Thousands of years before the modern stock market existed, ancient civilizations would trade clay tokens in exchange for commodities like goats and pigs.
Today, the basic idea behind commodity trading remains the same: commodity trading, in simplest terms, is the buying and selling of basic goods and raw materials — such as precious metals, energy sources, livestock and meat, and agricultural products. In the modern commodities market, a common way to trade commodities is through the use of futures contracts, or contracted agreements to purchase or sell a commodity at a set price on a future date.
Among the most compelling reasons to start trading commodities are to diversify your portfolio and hedge risk during especially volatile or bearish stock markets. As a newcomer to the game, you will be in the best position to succeed in commodities trading when armed with the right resources.

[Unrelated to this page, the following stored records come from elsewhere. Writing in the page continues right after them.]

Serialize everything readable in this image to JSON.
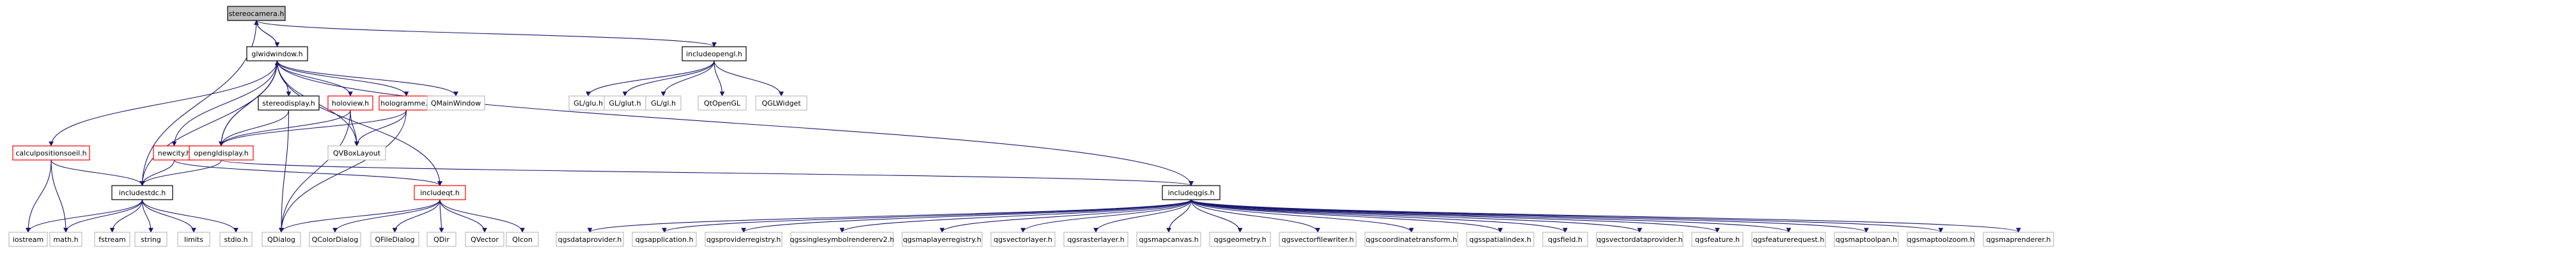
{
  "colors": {
    "edge": "#191970",
    "node_fill": "#ffffff",
    "focus_fill": "#bfbfbf",
    "focus_border": "#000000",
    "documented_border": "#000000",
    "undocumented_border": "#bfbfbf",
    "linked_border": "#ff0000"
  },
  "nodes": {
    "stereocamera": {
      "label": "stereocamera.h",
      "style": "focus"
    },
    "glwidwindow": {
      "label": "glwidwindow.h",
      "style": "documented"
    },
    "includeopengl": {
      "label": "includeopengl.h",
      "style": "documented"
    },
    "gl_glu": {
      "label": "GL/glu.h",
      "style": "undocumented"
    },
    "gl_glut": {
      "label": "GL/glut.h",
      "style": "undocumented"
    },
    "gl_gl": {
      "label": "GL/gl.h",
      "style": "undocumented"
    },
    "qtopengl": {
      "label": "QtOpenGL",
      "style": "undocumented"
    },
    "qglwidget": {
      "label": "QGLWidget",
      "style": "undocumented"
    },
    "stereodisplay": {
      "label": "stereodisplay.h",
      "style": "documented"
    },
    "holoview": {
      "label": "holoview.h",
      "style": "linked"
    },
    "hologramme": {
      "label": "hologramme.h",
      "style": "linked"
    },
    "qmainwindow": {
      "label": "QMainWindow",
      "style": "undocumented"
    },
    "calculpositions": {
      "label": "calculpositionsoeil.h",
      "style": "linked"
    },
    "newcity": {
      "label": "newcity.h",
      "style": "linked"
    },
    "opengldisplay": {
      "label": "opengldisplay.h",
      "style": "linked"
    },
    "qvboxlayout": {
      "label": "QVBoxLayout",
      "style": "undocumented"
    },
    "includeqgis": {
      "label": "includeqgis.h",
      "style": "documented"
    },
    "includestdc": {
      "label": "includestdc.h",
      "style": "documented"
    },
    "includeqt": {
      "label": "includeqt.h",
      "style": "linked"
    },
    "iostream": {
      "label": "iostream",
      "style": "undocumented"
    },
    "math": {
      "label": "math.h",
      "style": "undocumented"
    },
    "fstream": {
      "label": "fstream",
      "style": "undocumented"
    },
    "string": {
      "label": "string",
      "style": "undocumented"
    },
    "limits": {
      "label": "limits",
      "style": "undocumented"
    },
    "stdio": {
      "label": "stdio.h",
      "style": "undocumented"
    },
    "qdialog": {
      "label": "QDialog",
      "style": "undocumented"
    },
    "qcolordialog": {
      "label": "QColorDialog",
      "style": "undocumented"
    },
    "qfiledialog": {
      "label": "QFileDialog",
      "style": "undocumented"
    },
    "qdir": {
      "label": "QDir",
      "style": "undocumented"
    },
    "qvector": {
      "label": "QVector",
      "style": "undocumented"
    },
    "qicon": {
      "label": "QIcon",
      "style": "undocumented"
    },
    "qgsdataprovider": {
      "label": "qgsdataprovider.h",
      "style": "undocumented"
    },
    "qgsapplication": {
      "label": "qgsapplication.h",
      "style": "undocumented"
    },
    "qgsproviderregistry": {
      "label": "qgsproviderregistry.h",
      "style": "undocumented"
    },
    "qgssinglesymbolrenderer": {
      "label": "qgssinglesymbolrendererv2.h",
      "style": "undocumented"
    },
    "qgsmaplayerregistry": {
      "label": "qgsmaplayerregistry.h",
      "style": "undocumented"
    },
    "qgsvectorlayer": {
      "label": "qgsvectorlayer.h",
      "style": "undocumented"
    },
    "qgsrasterlayer": {
      "label": "qgsrasterlayer.h",
      "style": "undocumented"
    },
    "qgsmapcanvas": {
      "label": "qgsmapcanvas.h",
      "style": "undocumented"
    },
    "qgsgeometry": {
      "label": "qgsgeometry.h",
      "style": "undocumented"
    },
    "qgsvectorfilewriter": {
      "label": "qgsvectorfilewriter.h",
      "style": "undocumented"
    },
    "qgscoordinatetransform": {
      "label": "qgscoordinatetransform.h",
      "style": "undocumented"
    },
    "qgsspatialindex": {
      "label": "qgsspatialindex.h",
      "style": "undocumented"
    },
    "qgsfield": {
      "label": "qgsfield.h",
      "style": "undocumented"
    },
    "qgsvectordataprovider": {
      "label": "qgsvectordataprovider.h",
      "style": "undocumented"
    },
    "qgsfeature": {
      "label": "qgsfeature.h",
      "style": "undocumented"
    },
    "qgsfeaturerequest": {
      "label": "qgsfeaturerequest.h",
      "style": "undocumented"
    },
    "qgsmaptoolpan": {
      "label": "qgsmaptoolpan.h",
      "style": "undocumented"
    },
    "qgsmaptoolzoom": {
      "label": "qgsmaptoolzoom.h",
      "style": "undocumented"
    },
    "qgsmaprenderer": {
      "label": "qgsmaprenderer.h",
      "style": "undocumented"
    }
  },
  "edges": [
    [
      "stereocamera",
      "glwidwindow"
    ],
    [
      "stereocamera",
      "includeopengl"
    ],
    [
      "stereocamera",
      "includestdc"
    ],
    [
      "includeopengl",
      "gl_glu"
    ],
    [
      "includeopengl",
      "gl_glut"
    ],
    [
      "includeopengl",
      "gl_gl"
    ],
    [
      "includeopengl",
      "qtopengl"
    ],
    [
      "includeopengl",
      "qglwidget"
    ],
    [
      "glwidwindow",
      "stereocamera"
    ],
    [
      "glwidwindow",
      "stereodisplay"
    ],
    [
      "glwidwindow",
      "holoview"
    ],
    [
      "glwidwindow",
      "hologramme"
    ],
    [
      "glwidwindow",
      "qmainwindow"
    ],
    [
      "glwidwindow",
      "calculpositions"
    ],
    [
      "glwidwindow",
      "newcity"
    ],
    [
      "glwidwindow",
      "opengldisplay"
    ],
    [
      "glwidwindow",
      "qvboxlayout"
    ],
    [
      "glwidwindow",
      "includeqgis"
    ],
    [
      "glwidwindow",
      "includestdc"
    ],
    [
      "glwidwindow",
      "includeqt"
    ],
    [
      "stereodisplay",
      "opengldisplay"
    ],
    [
      "stereodisplay",
      "qdialog"
    ],
    [
      "holoview",
      "opengldisplay"
    ],
    [
      "holoview",
      "qvboxlayout"
    ],
    [
      "holoview",
      "qdialog"
    ],
    [
      "hologramme",
      "opengldisplay"
    ],
    [
      "hologramme",
      "qvboxlayout"
    ],
    [
      "hologramme",
      "qdialog"
    ],
    [
      "opengldisplay",
      "glwidwindow"
    ],
    [
      "opengldisplay",
      "includestdc"
    ],
    [
      "opengldisplay",
      "includeqgis"
    ],
    [
      "newcity",
      "includestdc"
    ],
    [
      "newcity",
      "includeqt"
    ],
    [
      "calculpositions",
      "includestdc"
    ],
    [
      "calculpositions",
      "iostream"
    ],
    [
      "calculpositions",
      "math"
    ],
    [
      "includestdc",
      "iostream"
    ],
    [
      "includestdc",
      "math"
    ],
    [
      "includestdc",
      "fstream"
    ],
    [
      "includestdc",
      "string"
    ],
    [
      "includestdc",
      "limits"
    ],
    [
      "includestdc",
      "stdio"
    ],
    [
      "includeqt",
      "qdialog"
    ],
    [
      "includeqt",
      "qcolordialog"
    ],
    [
      "includeqt",
      "qfiledialog"
    ],
    [
      "includeqt",
      "qdir"
    ],
    [
      "includeqt",
      "qvector"
    ],
    [
      "includeqt",
      "qicon"
    ],
    [
      "includeqgis",
      "qgsdataprovider"
    ],
    [
      "includeqgis",
      "qgsapplication"
    ],
    [
      "includeqgis",
      "qgsproviderregistry"
    ],
    [
      "includeqgis",
      "qgssinglesymbolrenderer"
    ],
    [
      "includeqgis",
      "qgsmaplayerregistry"
    ],
    [
      "includeqgis",
      "qgsvectorlayer"
    ],
    [
      "includeqgis",
      "qgsrasterlayer"
    ],
    [
      "includeqgis",
      "qgsmapcanvas"
    ],
    [
      "includeqgis",
      "qgsgeometry"
    ],
    [
      "includeqgis",
      "qgsvectorfilewriter"
    ],
    [
      "includeqgis",
      "qgscoordinatetransform"
    ],
    [
      "includeqgis",
      "qgsspatialindex"
    ],
    [
      "includeqgis",
      "qgsfield"
    ],
    [
      "includeqgis",
      "qgsvectordataprovider"
    ],
    [
      "includeqgis",
      "qgsfeature"
    ],
    [
      "includeqgis",
      "qgsfeaturerequest"
    ],
    [
      "includeqgis",
      "qgsmaptoolpan"
    ],
    [
      "includeqgis",
      "qgsmaptoolzoom"
    ],
    [
      "includeqgis",
      "qgsmaprenderer"
    ]
  ]
}
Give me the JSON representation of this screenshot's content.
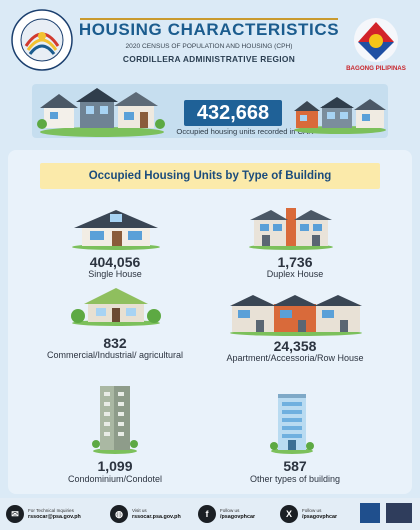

We connected with Geoffrey Hammond, a commodity trading expert, who outlined the top five resources for the beginner commodity trader below.
The phone numbers of your order desk and margin clerk. It’s a simple, but crucial tip: Keep the phone numbers of your order desk and margin clerks close at hand in order to be able to reach them quickly over the phone. Due to the volatile nature of fast markets, having the ability to conduct business via an old-fashioned phone call may save your account. Electronic trading provides equal access to futures and options markets, but technical glitch can render you powerless to make a necessary trade.
Reliable trading software. As a smaller or beginning trader, you may not need the sophisticated, expensive trading technology of a multi-billion-dollar bank. When starting out, you need only look for trading software that provides both depth of market and spread quotes with implied markets. For newbies seeking reliable and affordable trading tech, I recommend Barchart Premier. Designed for the self-directed investor, the Premier option is an indispensable resource for data and charting needs offering excellent functionality for futures and currencies. A solid alternative is eSignal, a well-established charting and trading platform with different plans and pricing options to accommodate novice and casual investors.
Industry-specific news aggregators. When it comes to commodities trading, data and charts alone cannot reveal every detail pertaining to your trades. Relevant news can serve as a real-time resource for current events and weather changes that could drive commodity prices up or down. Staying on top of relevant industry-specific news can be fundamental to maintaining a competitive edge in the commodities market. For coverage on commodity and futures, market platforms like Reuters and Bloomberg are good places to start.
Detailed clearing firm statements. A key part of major exchanges, clearing firms — also known as clearing houses and clearing corporations — oversee nearly all financial transactions in commodities and other financial markets. Clearing firms act as a middleman between two financial parties, ensuring your funds reach their intended destination and lowering the risk in the event your buyer or seller fails to deliver on their obligation.
To track the profitability and risk of different strategies while staying abreast of errors and misconduct, it is vital to regularly review detailed statements from your clearing firm. Statements should include itemized commissions and average position data for both prices and quantities. If your clearing firm’s reports are not as detailed as you’d like, be ready to switch firms.
A willingness for unconventional financial results. When entering the world of commodities trading, a stomach for risk is essential. Compared to conventional markets, trading commodities through futures contracts may involve substantial risk and volatility. As an asset class, commodities tend to be the most volatile due to their vulnerability to weather, natural disasters, and current events.
As a futures trader in the commodities world, expect to be up or down a lot of money in very short time periods. If you are unwilling to risk volatility in your portfolio of around 50 percent, you may not be best suited for trading in futures. On the other hand, if you are willing to take a risk and enter the speculative commodity trading arena, the higher volatility of commodities may translate to greater opportunities for profit.